Having read Lior Pachter’s tweets about kallisto, and read his blog post yesterday, I was excited this morning to sit down and read about his new method (with Bray, Pimentel and Melsted), kallisto, for “Near-optimal RNA-Seq quantification”, just posted on arxiv It’s a pretty quick read, at 8 pages + figures, and it didn’t take me too long to understand what was going on, although I did have to use Wikipedia to look up path cover.

Lior’s blog post also provides a pretty good summary, so I won’t try to comprehensively summarize the paper here: just enough to provide a little context. The bottom line is that kallisto provides super-fast estimation of transcript abundances from RNA-seq (less than 5 minutes on a laptop), while (apparently) being almost as accurate as state of the art pipelines taking considerable compute resources. The way it does this is to directly assess, for each read, which transcripts it is compatible with, by checking the compatibility of the k-mers in each read (for some suitable k). Thus, in contrast to existing pipelines that first use an alignment algorithm to map reads to the transcriptome, kallisto doesn’t bother to actually work out where each read comes from - just assess its compatibility with transcripts. It can get away with this because the compatibility of the read across transcripts is, essentially, sufficient for estimating the relative abundance of the transcripts (see below).

Another important speed-inducing feature is that kallisto only looks for exact matches of k-mers to the transcriptome. (This is super-fast, essentially because you can make an index of all k-mers in the trascriptome.) So how does it deal with sequencing errors? Well, most sequencing errors will produce k-mers that are nowhere in the transcriptome, and these will simply be ignored. The idea is that, provided error rates are low enough (usually are!), the remaining k-mers that don’t have errors will be plenty informative enough.

I’m certainly sold on the speed and convenience. Lior makes several interesting points in his blog post about speed. For example, he notes that the speed is really helpful for software development: it’s much easier to maintain and extend a piece of software that runs in minutes on a desktop.
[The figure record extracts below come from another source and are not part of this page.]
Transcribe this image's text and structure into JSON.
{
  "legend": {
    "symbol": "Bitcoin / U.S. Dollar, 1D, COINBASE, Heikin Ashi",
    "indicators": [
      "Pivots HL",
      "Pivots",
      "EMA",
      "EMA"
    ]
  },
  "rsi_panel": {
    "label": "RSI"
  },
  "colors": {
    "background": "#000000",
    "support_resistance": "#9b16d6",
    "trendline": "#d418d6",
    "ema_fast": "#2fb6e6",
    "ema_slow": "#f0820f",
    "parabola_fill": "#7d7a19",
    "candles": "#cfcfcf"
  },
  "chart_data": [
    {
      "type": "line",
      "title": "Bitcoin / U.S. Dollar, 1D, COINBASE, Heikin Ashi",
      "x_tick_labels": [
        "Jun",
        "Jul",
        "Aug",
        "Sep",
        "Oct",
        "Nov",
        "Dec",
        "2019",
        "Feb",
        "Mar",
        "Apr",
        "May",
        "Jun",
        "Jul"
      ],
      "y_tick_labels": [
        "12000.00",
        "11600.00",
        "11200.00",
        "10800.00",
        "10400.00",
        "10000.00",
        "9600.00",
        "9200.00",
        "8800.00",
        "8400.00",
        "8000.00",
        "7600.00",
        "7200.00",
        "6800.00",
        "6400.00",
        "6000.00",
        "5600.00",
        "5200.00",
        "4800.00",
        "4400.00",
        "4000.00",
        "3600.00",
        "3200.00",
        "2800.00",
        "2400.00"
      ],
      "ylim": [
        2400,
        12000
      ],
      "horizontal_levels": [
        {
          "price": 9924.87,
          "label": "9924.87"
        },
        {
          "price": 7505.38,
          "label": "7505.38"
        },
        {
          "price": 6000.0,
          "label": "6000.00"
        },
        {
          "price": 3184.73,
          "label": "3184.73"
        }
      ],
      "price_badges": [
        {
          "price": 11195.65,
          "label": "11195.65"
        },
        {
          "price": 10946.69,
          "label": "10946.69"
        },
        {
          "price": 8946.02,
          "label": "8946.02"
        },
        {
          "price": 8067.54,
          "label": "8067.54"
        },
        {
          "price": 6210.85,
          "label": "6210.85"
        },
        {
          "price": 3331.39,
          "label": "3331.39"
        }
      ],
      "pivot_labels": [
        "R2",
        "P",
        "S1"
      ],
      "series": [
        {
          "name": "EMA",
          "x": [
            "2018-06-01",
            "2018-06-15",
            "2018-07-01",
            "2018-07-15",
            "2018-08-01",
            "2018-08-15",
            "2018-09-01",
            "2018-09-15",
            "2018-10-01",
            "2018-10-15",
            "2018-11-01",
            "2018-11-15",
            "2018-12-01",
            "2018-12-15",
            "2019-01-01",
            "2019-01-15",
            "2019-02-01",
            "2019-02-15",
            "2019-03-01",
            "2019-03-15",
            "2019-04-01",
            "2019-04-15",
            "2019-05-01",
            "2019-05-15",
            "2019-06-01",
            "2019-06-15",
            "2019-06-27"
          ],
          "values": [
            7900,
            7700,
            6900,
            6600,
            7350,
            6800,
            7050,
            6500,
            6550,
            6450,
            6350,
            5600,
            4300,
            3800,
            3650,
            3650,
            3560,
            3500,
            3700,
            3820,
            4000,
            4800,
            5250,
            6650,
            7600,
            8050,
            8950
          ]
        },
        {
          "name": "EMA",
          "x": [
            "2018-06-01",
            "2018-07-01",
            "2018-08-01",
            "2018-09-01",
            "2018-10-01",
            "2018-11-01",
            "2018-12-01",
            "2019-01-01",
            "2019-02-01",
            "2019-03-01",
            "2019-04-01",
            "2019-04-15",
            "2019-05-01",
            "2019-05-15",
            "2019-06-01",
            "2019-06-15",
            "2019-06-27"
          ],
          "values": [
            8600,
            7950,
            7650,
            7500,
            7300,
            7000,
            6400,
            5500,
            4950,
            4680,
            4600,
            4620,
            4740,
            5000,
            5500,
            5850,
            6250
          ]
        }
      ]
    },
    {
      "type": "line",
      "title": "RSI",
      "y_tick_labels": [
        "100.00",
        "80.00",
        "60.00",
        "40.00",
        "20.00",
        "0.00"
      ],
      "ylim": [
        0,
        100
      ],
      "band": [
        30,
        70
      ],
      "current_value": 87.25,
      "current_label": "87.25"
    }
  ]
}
It seems highly likely that this algorithm, and others like it, will be widely used, and probably supplant the current “pipelines”. So are there any parts of the paper or algorithm that could be improved?

Well, first I don’t much care for the likelihood they use for their quantification (page 7 of their preprint; unfortunately the equations are un-numbered, but in this case it is the only equation in the text!). Let’s see if I can render it in markdown here:

The product here is over fragments (reads) , and the sum is over transcripts . Here is an indicator for whether fragment is compatible with transcript , and the parameters (to be estimated) are described as “the probabilities of selecting fragments from transcripts”.

The provenance of this likelihood is unclear to me from their text, but I think there is a term missing, corresponding to the probability of observing a read given that it was selected from transcript . Roughly this should be of order where is the length of the transcript and the length of the read. That is, it should be

The idea here is that there are possible reads of length that could be emitted by a transcript of length , and if we assume they are all equally likely we get for each.
More sophisticated models are certainly possible, but it seems there should be something here. Further, it doesn’t seem that this would complicate inference, so it might be interesting to try including it and see if it explains some of the decrease in accuracy compared with RSEM (Figure 2a) which I believe does include a term like this.

To briefly illustrate why this term could be important, consider two transcripts, one with exons 1,2, and 3 and another with just exons 1 and 3. Suppose that, ignoring junction reads that span exon boundaries for a moment, all reads come from either exon 1 or 3, and none from exon 2. This would appear to strongly support expression of the first transcript and not the second, but their likelihood under these data would appear to be symmetric in the two transcripts, and not favor one above the other. Of course the junction reads would break the symmetry, and the method does make use of these, but I think this illustrates a potential problem with their likelihood.

[Edit: after posting this, the kallisto authors informed me that their likelihood without the length term was actually a typo in the preprint, and that the length term is implemented in the software. Good to know!]

The second comment is rather broader, and it relates to whether transcript quantification is even really the right way to proceed. The problem is that, when several transcripts (for the same gene say) are very similar, their abundances are not individually identifiable. For example, you might be able to say, from the data at a given gene, that in total its transcripts are highly abundant, but it might be hard to say which ones are abundant. In such cases, for many analyses, you might be better off collapsing the transcript abundances into a single reliably-estimated - though perhaps biologically dubious - entity (“gene expression”), rather than using the error prone estimates of individual transcript abundances. One nice feature of the speed of kallisto is that it can assess the error in abundance estimates via bootstrapping. In his blog post Lior mentions incorporating this uncertainty into downstream analyses. This is certainly an interesting idea, but in extreme cases the problem is that the measurement error of similar transcripts may overwhelm any signal in the data. I would be inclined to also explore the possibility of reducing uncertainty by collapsing transcripts. Of course, if the signal you seek is transcript-specific then this may also kill signal. But if you seek signals that are shared among transcripts, attempting quantification and analysis at the level of individual transcripts may be shooting yourself in the foot.